– Qu'est-ce qui se passe, on dirait que tu fuis quelque chose, ou quelqu'un.
– J'ai juste envie de quitter la ville, une escapade amoureuse avec toi, loin de tout.
– Et je peux savoir comment tu connais ce petit hôtel charmant qui donne sur la plage ?
– J'avais rédigé la nécro du propriétaire...
– J'apprécie ta galanterie, répondit Valérie d'une voix tendre.
– Tu n'es pas jalouse de mon passé tout de même ?
– De ton passé, et de ton futur. Quand nous étions au collège, j'étais beaucoup plus jalouse des filles qui te tournaient autour que tu ne peux l'imaginer, répondit Valérie.
– Quelles filles ?
Valérie sourit sans répondre et héla un taxi.
Ils arrivèrent à Westport en début de soirée. À travers les fenêtres de leur chambre, on pouvait voir le cap où les courants luttaient sans relâche.
Après le dîner, ils allèrent marcher sur la lagune, là où la terre ne porte plus de trace de civilisation. Valérie étendit sur le sable une serviette empruntée à l'hôtel, Andrew posa sa tête sur ses genoux et, ensemble, ils regardèrent l'océan en colère.

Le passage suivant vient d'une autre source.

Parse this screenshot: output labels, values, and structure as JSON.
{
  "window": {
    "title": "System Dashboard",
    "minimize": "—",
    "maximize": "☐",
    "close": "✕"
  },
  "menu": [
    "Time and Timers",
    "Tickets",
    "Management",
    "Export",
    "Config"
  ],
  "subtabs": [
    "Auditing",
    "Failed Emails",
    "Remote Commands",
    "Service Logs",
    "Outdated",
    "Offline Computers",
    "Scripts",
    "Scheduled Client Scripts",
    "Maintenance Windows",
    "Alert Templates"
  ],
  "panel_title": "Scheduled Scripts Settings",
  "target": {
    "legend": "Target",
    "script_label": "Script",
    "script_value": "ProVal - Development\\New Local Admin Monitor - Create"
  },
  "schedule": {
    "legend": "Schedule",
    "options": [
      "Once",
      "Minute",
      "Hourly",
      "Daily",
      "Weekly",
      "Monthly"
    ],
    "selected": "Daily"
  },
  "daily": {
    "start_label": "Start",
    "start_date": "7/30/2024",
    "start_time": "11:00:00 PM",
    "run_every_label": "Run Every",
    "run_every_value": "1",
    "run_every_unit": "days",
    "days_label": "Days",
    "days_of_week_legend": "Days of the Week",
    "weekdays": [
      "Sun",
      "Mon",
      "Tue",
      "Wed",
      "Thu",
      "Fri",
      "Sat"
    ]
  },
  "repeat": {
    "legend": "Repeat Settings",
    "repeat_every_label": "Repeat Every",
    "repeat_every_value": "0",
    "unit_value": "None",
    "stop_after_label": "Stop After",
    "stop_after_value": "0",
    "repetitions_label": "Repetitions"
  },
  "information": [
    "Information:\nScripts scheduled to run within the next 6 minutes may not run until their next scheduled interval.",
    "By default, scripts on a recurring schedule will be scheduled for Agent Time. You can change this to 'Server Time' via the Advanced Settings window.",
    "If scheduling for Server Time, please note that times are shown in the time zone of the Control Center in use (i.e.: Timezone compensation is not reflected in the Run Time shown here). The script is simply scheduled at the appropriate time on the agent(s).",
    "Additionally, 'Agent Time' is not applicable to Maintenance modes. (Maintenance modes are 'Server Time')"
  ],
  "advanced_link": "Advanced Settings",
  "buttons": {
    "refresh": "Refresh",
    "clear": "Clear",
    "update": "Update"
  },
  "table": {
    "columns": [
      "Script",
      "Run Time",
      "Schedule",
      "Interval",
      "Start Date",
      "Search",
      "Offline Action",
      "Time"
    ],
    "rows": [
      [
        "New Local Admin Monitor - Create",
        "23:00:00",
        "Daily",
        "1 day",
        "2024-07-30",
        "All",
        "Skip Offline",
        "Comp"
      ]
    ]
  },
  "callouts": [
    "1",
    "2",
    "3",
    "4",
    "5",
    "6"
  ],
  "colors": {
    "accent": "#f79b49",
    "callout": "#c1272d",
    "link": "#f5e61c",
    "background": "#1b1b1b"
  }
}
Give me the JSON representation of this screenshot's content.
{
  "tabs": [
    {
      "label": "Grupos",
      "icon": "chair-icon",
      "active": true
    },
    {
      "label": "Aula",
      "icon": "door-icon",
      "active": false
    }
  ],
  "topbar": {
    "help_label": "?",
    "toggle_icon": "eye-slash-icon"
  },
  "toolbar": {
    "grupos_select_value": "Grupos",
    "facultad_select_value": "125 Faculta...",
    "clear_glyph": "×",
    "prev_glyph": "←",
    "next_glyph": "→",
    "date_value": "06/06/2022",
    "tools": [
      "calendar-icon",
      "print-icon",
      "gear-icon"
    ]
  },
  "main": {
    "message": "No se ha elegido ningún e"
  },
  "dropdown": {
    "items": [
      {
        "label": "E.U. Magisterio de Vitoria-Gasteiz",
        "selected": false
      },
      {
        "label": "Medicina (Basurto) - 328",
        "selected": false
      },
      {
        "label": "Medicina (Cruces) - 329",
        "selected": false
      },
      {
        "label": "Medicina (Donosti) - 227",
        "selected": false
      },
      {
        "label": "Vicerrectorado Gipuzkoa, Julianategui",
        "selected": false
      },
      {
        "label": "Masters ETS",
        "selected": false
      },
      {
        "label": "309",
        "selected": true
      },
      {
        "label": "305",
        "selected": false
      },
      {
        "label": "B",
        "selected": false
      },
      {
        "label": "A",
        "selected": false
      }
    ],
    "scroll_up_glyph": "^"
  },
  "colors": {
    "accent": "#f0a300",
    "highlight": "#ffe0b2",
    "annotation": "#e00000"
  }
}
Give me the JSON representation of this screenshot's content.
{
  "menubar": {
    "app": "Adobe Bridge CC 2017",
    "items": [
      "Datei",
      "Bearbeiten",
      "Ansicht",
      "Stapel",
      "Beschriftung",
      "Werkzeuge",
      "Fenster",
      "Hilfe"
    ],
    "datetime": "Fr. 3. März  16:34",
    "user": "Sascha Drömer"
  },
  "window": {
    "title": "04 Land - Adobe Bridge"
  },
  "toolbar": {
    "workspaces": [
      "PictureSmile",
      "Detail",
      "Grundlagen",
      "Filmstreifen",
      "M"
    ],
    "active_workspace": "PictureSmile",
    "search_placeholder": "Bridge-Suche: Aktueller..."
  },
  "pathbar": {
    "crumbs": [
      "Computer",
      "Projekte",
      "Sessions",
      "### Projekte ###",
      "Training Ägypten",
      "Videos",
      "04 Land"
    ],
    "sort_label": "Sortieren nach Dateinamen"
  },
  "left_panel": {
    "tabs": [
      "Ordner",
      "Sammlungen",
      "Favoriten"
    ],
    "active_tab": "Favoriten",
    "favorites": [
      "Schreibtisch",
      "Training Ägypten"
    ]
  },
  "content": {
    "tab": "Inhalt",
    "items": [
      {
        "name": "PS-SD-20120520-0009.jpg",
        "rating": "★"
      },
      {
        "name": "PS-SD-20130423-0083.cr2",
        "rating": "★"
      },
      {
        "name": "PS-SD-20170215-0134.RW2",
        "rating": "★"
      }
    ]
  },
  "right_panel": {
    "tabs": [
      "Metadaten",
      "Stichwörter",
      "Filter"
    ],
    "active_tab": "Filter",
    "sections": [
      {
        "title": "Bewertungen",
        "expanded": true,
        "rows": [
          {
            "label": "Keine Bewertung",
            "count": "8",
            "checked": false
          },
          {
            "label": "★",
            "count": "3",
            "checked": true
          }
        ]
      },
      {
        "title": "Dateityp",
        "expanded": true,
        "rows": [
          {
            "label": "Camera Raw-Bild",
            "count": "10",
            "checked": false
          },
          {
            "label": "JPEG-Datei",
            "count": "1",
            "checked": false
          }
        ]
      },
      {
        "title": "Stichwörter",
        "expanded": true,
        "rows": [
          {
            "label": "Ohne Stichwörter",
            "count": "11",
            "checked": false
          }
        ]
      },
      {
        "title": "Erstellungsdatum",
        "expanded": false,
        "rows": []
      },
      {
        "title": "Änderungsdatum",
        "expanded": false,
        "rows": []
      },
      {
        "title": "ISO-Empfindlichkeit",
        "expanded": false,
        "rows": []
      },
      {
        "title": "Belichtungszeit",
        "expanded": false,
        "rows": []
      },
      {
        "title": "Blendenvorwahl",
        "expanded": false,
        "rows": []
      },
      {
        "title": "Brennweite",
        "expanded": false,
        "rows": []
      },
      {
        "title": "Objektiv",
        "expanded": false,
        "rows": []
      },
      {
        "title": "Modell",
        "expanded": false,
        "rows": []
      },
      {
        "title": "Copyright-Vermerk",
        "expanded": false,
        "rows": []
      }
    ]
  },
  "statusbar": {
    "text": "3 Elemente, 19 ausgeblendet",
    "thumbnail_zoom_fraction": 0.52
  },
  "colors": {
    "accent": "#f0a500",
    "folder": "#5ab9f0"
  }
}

– Je veux vieillir à tes côtés, Andrew, vieillir pour avoir le temps de te connaître.
– Tu me connais mieux que personne.
– Depuis que j'ai quitté Poughkeepsie, je n'ai appris que la solitude, auprès de toi je renonce peu à peu à cette école et cela me rend heureuse.
Blottis dans la fraîcheur de la nuit, ils écoutèrent le ressac, sans un mot.
Andrew repensa à leur adolescence. Les souvenirs sont parfois comme ces photographies blanchies par le temps, dont les détails ressurgissent à la faveur d'un certain éclairage. Il ressentit que la complicité qui les liait était plus forte que tout.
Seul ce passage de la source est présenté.